The tuck jump is a gymnastics skill that develops power, coordination and body control in the air. It involves jumping vertically and bringing the knees up towards the chest. The tuck jump challenges children to generate enough height for the knee tuck and then return to a controlled landing position. It can be introduced in Year 3 and Year 4, and further developed throughout the upper primary years.

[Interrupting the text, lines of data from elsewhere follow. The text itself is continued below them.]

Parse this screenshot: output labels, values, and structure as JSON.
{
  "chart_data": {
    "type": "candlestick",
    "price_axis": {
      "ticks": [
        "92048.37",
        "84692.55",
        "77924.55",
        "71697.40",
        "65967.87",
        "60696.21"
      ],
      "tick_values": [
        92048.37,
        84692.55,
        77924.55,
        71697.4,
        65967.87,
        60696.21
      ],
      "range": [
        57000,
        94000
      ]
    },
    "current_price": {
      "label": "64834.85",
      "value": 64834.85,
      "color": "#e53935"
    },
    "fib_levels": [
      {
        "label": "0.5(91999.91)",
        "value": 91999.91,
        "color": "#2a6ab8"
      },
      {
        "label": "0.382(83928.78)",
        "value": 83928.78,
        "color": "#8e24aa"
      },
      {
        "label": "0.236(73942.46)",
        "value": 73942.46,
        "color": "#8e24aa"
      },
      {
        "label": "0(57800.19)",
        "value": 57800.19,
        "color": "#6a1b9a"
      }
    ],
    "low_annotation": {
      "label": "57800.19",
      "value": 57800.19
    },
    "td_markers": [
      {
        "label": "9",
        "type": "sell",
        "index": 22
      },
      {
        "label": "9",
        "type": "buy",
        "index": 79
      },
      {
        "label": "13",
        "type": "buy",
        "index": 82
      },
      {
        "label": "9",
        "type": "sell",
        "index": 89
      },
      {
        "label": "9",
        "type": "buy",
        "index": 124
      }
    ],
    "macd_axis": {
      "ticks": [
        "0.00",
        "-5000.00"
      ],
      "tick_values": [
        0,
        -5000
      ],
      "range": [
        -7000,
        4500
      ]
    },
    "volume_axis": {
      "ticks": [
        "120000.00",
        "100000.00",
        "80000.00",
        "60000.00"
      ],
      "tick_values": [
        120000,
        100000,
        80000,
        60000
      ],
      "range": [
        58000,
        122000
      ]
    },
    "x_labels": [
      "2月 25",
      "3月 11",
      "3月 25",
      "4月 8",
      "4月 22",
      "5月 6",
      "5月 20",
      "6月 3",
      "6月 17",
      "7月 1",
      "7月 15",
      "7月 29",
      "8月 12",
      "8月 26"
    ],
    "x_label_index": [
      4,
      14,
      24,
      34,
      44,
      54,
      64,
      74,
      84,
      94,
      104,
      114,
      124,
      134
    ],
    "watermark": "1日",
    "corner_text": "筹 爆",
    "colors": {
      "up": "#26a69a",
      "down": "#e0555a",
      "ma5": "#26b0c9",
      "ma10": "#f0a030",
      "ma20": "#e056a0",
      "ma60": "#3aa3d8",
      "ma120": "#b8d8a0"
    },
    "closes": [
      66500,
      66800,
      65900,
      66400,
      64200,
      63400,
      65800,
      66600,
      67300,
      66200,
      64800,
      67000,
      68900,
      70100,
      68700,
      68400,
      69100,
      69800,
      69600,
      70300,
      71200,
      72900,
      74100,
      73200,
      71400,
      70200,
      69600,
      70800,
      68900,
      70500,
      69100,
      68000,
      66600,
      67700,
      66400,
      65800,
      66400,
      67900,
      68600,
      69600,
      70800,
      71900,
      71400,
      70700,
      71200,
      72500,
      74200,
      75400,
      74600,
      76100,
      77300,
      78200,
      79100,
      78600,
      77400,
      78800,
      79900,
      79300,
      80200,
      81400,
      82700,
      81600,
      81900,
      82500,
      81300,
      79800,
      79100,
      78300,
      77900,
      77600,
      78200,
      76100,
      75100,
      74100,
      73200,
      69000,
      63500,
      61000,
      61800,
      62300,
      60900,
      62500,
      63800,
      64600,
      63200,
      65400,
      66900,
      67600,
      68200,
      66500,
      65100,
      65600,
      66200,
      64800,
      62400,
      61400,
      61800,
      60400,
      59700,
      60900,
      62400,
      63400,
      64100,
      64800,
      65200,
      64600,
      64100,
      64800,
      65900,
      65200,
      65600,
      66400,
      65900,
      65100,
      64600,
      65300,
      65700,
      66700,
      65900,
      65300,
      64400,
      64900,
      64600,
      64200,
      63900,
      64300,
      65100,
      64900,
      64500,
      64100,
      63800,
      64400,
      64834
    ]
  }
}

Mastering this skill builds the foundation for more advanced gymnastics skills and dismounts that require strong, controlled landings.
Teaching cues
- Bend and swing: bend your knees and swing your arms back.
- Jump and tuck: jump up high and tuck your knees to your chest.
- Motorbike landing: land softly with bent knees and arms in front to balance.
Teaching strategies
- Start by practicing small jumps and lifting knees slightly.
- Use visual prompts or hands-on cues, such as "can you tap your knees mid-jump" to encourage the tuck.
- Practice jumping on the spot, then gradually increase height of jump.
- Place a soft object (like a foam block) on the ground for children to jump and "tuck over" as a visual cue.
- Practice in front of mirrors or with peer feedback to check for knee height and body posture.
- Include tuck jumps in gymnastics movement sequences or floor routines.
- Introduce run-ups or jumps from a low height (e.g., low box, step or beam) while maintaining tuck form.
- Introduce variations like double tuck jumps or combining tuck with turn elements.
Skill criteria
- Knees tuck up high towards the chest.
- Arms swing to increase power and height in the jump.
- Controlled, soft landing with knees bent and balanced posture.
Common errors
- Not lifting knees high enough into the tuck.
- Arms not coordinated – not swinging or flailing mid-air.
- Losing balance or control on landing.
- Jumping forward instead of vertically.